4、ADAS Model & System & Engineering Module: Lead the R & D of perception algorithms in ADAS-SDK.
∗ The goal of my team is to build a bridge between ”model development” and ”system application” to improve the quality of model delivery, and ensure the specification of algorithm research and development.
∗ Responsible for the R & D of each sub-module of perception post-processing, including but not limited to: lane line, driving area, 2-stage / 1-stage / anchor free detection, MOT, monocular ranging algorithm, etc.
∗ Successfully deliver the ADAS project of United Auto mass production. At the same time, more than 5projects are in progress. We support LDW / FCW / PCW / TSR / TLR and other functions. The performance meets the requirements of national standards.
∗ As the core R & D, participate in a number of POC projects (SAIC / Nidec, etc.), in which TensorRT is used to deploy the joint model of semantic segmentation and depth estimation on Xavier, and the segmentation accuracy reaches 0.7 in 100ms.
∗ Rich experience in model compression and optimization covering Ambrella / FPGA / QualCOMM / CUDA.
5、ADAS Small Object Detection + OCR: Lead the R & D of OCR techniques in small object detection.

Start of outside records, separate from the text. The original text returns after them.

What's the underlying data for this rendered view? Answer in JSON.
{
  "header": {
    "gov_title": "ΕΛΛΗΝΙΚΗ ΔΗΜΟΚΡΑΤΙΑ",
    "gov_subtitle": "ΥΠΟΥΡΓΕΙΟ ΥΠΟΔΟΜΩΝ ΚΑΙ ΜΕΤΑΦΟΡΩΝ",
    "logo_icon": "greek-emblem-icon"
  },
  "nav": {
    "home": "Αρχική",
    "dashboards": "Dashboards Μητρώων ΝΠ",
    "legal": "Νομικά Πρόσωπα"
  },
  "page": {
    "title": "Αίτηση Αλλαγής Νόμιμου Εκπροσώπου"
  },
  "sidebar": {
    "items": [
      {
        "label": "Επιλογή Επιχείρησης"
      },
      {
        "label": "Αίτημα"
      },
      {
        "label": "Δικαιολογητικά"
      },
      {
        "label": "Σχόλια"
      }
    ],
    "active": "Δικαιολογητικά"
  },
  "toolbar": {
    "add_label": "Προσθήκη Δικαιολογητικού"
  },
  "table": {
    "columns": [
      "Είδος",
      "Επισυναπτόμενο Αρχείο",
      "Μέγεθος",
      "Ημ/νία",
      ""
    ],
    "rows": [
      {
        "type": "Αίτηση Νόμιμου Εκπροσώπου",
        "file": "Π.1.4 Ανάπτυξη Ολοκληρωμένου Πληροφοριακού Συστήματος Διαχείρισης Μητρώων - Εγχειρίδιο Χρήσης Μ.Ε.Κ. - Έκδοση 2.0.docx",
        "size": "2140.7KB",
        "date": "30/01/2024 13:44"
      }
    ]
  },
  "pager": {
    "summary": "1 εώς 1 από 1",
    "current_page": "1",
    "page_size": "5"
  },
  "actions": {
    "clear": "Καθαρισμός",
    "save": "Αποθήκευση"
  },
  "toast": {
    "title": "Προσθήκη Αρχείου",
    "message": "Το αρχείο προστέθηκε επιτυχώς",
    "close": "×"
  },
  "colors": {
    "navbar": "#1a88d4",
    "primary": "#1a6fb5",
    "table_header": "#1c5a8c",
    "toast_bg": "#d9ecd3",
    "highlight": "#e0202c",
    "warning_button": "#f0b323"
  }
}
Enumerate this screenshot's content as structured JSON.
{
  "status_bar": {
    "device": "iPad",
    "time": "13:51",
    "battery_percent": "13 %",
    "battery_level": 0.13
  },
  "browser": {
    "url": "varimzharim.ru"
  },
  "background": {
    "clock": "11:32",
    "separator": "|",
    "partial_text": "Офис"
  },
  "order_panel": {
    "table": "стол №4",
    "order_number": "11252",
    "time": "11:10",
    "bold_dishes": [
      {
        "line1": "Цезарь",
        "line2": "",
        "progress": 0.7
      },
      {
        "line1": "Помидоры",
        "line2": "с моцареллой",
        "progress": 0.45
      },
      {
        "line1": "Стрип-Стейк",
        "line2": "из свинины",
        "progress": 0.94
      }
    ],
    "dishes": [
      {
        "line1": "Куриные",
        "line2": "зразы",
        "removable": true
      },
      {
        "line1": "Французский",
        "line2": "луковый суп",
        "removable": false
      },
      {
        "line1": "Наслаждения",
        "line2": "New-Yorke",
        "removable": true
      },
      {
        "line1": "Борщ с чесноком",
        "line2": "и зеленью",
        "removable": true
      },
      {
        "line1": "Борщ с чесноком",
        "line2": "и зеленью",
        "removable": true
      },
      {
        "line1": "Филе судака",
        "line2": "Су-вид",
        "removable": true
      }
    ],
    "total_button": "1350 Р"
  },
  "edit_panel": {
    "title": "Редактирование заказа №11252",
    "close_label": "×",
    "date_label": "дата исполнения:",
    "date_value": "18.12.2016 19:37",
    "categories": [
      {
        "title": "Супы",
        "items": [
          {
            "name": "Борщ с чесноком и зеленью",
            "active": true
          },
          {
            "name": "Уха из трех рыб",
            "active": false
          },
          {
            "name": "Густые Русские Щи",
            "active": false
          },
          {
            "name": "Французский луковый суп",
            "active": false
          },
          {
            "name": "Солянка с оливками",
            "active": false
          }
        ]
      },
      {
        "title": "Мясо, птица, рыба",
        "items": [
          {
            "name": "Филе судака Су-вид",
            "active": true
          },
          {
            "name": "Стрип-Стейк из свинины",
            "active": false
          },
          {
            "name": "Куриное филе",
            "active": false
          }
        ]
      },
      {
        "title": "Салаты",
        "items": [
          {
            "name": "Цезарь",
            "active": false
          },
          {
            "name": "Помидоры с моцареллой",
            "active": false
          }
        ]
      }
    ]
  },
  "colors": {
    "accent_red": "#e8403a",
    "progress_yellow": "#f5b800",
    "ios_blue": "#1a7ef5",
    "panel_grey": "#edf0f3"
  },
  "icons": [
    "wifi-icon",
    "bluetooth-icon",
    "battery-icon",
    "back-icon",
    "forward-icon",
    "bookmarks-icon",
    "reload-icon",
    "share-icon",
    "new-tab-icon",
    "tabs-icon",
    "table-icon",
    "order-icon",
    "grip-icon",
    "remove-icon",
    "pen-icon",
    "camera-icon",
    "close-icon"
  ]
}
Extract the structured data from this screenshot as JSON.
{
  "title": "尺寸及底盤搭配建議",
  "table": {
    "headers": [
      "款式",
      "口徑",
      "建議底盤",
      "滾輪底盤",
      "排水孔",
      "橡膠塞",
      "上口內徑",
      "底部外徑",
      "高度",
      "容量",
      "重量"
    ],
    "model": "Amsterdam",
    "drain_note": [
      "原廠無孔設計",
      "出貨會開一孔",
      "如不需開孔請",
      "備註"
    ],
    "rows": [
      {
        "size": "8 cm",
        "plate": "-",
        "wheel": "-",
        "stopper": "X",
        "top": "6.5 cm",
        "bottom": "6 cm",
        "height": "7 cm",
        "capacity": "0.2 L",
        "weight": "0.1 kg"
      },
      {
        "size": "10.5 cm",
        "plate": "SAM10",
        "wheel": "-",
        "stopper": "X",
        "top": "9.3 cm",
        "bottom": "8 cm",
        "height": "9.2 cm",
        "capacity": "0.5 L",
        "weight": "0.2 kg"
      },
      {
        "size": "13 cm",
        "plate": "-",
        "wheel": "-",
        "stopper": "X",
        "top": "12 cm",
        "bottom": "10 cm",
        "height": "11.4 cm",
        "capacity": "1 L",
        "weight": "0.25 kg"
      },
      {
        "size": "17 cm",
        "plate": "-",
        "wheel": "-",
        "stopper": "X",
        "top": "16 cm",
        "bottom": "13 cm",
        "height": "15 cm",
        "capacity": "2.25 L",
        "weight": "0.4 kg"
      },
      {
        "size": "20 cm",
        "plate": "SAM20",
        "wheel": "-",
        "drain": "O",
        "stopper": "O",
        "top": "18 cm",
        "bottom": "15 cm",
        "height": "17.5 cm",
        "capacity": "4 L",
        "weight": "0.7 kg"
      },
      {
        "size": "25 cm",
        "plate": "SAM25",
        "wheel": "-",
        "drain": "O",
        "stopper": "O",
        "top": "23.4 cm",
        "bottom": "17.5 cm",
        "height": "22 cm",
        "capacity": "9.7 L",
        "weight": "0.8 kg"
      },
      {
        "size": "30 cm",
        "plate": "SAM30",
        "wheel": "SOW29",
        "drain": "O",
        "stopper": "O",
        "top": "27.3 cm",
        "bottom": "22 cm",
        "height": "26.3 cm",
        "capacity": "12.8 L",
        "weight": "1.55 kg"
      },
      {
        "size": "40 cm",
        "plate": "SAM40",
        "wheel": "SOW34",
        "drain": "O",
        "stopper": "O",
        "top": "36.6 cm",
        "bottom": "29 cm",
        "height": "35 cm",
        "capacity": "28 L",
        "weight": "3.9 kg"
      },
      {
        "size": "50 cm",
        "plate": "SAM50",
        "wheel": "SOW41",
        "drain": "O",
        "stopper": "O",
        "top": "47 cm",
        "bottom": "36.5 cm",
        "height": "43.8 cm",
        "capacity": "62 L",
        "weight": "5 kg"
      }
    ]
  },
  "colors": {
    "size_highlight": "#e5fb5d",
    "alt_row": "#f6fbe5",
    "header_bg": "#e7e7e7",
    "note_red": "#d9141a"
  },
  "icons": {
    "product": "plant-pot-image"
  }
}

∗ The object is to detect and recognize the limit-height and limit-weight in traffic signs. The pipeline algorithmof ”one-stage detection + two-stage classification + three-stage text detection and recognition” is proposed. At present, the algorithm can accurately identify the limit-height sign at 50m, and the time consumption is not more than 3ms.
∗ Optimize the MOT algorithm for small object scenarios, and add functions such as category buffer, delay display and missing detection compensations to effectively improve the stability of small object detection.
∗ Implement the whole pipeline in SenseTime ADAS SDK and support all current projects.